Après quatre jours de pirogue, Rica s’offrit enfin à leurs yeux. Avec cette étendue de bâtiments à cheval entre les cours d’eau, la capitale de Brême imposait un tableau hors du commun. Maeve resta sans mot, à admirer ces hauts murs rosés qui jonchaient les îlots. Chaque bout de terre épargné par les flots formait un quartier.
L’île d’Ijirza, plus petite, était dominée par quatre hautes tours. S’il ne fut pas difficile de se rendre jusqu’au palais, y entrer posa davantage de déconvenues. Après tout, le voyage avait laissé des traces, et leurs tenues, qui s’étaient voulues discrètes, ne corroboraient en rien la qualité princière que Respin déclinait à présent aux gardes.
« Et cela, vous en doutez encore ? » avait dit Odrien en leur présentant le sceau de la Consule.
Le garde à la carrure imposante lui rafla le parchemin des mains. A mesure qu’il le parcourait, ses yeux se rétrécissaient.
« Laissez-les entrer, avait-il fini par commander aux autres. Je vais vous conduire à Son Excellence la Consule. »

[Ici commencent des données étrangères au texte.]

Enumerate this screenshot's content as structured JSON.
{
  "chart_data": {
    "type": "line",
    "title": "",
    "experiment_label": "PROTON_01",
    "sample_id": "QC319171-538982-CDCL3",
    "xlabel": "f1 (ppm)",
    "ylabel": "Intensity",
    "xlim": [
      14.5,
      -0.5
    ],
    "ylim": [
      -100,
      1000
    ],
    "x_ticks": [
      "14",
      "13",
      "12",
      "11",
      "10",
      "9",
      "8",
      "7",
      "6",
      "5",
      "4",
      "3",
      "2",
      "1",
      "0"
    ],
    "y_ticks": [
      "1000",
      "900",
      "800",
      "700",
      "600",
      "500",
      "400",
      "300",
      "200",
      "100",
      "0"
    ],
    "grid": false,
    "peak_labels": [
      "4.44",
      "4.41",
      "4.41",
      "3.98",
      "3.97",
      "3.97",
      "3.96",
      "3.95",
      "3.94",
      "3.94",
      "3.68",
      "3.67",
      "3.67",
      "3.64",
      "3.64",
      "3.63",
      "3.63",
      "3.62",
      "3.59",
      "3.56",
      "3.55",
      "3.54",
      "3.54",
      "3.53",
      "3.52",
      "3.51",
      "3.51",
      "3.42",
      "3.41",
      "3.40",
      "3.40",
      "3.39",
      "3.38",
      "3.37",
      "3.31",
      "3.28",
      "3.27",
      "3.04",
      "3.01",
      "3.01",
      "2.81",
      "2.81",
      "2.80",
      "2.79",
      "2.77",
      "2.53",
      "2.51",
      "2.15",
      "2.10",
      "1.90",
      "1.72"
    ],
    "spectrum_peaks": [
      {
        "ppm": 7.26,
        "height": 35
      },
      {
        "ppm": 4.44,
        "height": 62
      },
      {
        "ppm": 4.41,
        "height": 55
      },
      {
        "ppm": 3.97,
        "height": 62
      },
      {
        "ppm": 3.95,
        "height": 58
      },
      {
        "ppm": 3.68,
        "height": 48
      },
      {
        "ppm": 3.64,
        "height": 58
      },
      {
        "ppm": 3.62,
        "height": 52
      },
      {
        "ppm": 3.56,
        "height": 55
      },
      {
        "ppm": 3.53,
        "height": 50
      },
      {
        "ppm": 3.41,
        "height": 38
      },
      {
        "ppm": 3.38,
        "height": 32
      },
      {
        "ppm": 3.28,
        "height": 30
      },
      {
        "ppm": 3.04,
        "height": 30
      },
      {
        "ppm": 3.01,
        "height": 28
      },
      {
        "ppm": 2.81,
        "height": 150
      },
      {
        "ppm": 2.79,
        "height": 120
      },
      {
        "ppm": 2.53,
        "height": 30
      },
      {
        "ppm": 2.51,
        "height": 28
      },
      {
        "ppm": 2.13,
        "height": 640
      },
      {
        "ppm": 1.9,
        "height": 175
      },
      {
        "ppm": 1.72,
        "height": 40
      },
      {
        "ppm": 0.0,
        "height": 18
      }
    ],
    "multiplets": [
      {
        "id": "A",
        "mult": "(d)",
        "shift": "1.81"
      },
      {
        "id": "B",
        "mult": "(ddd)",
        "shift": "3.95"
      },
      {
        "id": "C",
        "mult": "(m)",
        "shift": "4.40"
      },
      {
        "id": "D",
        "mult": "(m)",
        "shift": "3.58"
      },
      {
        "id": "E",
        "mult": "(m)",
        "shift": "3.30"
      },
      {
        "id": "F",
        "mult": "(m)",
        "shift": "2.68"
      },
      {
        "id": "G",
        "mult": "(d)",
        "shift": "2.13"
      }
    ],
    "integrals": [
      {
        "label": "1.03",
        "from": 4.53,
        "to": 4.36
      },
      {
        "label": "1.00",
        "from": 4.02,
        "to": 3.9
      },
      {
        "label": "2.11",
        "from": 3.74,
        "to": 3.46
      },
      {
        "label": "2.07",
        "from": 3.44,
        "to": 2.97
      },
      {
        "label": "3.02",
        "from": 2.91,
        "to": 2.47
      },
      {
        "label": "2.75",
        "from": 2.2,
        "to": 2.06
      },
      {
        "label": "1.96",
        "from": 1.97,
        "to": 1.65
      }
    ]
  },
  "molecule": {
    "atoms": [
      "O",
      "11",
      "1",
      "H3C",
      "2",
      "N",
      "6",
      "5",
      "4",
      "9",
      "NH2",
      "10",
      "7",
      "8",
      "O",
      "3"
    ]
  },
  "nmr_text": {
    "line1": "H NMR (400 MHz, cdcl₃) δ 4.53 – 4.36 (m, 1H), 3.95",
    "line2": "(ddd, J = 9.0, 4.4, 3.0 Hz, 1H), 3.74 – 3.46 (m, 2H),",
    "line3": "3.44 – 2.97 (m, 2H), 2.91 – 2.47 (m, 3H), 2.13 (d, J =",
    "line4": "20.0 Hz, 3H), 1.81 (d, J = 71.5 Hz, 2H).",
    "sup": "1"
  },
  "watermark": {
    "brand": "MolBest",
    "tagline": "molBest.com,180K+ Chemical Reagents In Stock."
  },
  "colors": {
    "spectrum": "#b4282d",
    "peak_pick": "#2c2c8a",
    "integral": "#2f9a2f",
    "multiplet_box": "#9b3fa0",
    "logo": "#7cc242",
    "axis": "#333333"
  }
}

Les hautes tours du palais lui donnaient un aspect ratatiné qui ne préjugeait en rien de sa grandeur. A l’intérieur, les murs étaient recouverts d’imposantes tapisseries dont les tableaux étaient admirablement brodés. Maeve fut aussitôt frappée par les hauts chapeaux pointus et les soubrevestes parées de fanfreluches des courtisans. Ils furent introduits auprès de la Consule de Brême, Reigal Meera, qui s’empressa de leur exprimer toute sa sollicitude pour les évènements dont ils avaient été victimes à Mirane et la perte d’Orman.
« Zton vous conduira à la Villa d’Eté. Soyez assuré de pouvoir y rester autant que nécessaire. »
Avec ses larges fenêtres qui quadrillaient la surface, leur résidence était majestueuse encore que la plupart des belles demeures d’Ijirza. Son plus beau trésor est caché derrière ses murs. Un escalier massif, recouvert de gravures mêlées à un lierre finement incrusté.
Le sommet aurait lieu le surlendemain, et hormis une invitation à dîner la veille en compagnie de la consule, Maeve ne s’était pas attendu à la moindre obligation sociale. Quelle fut donc sa surprise quand une camériste lui annonça qu’un visiteur l’attendait dans le vestibule. Qui donc ici pouvait bien désirer la voir ? Ses compagnons de voyage avaient tous leurs quartiers à la Villa d’Eté, et elle ne connaissait personne d’autre qu’eux dans ce pays, si ce n’était la consule, à qui elle avait brièvement été introduite.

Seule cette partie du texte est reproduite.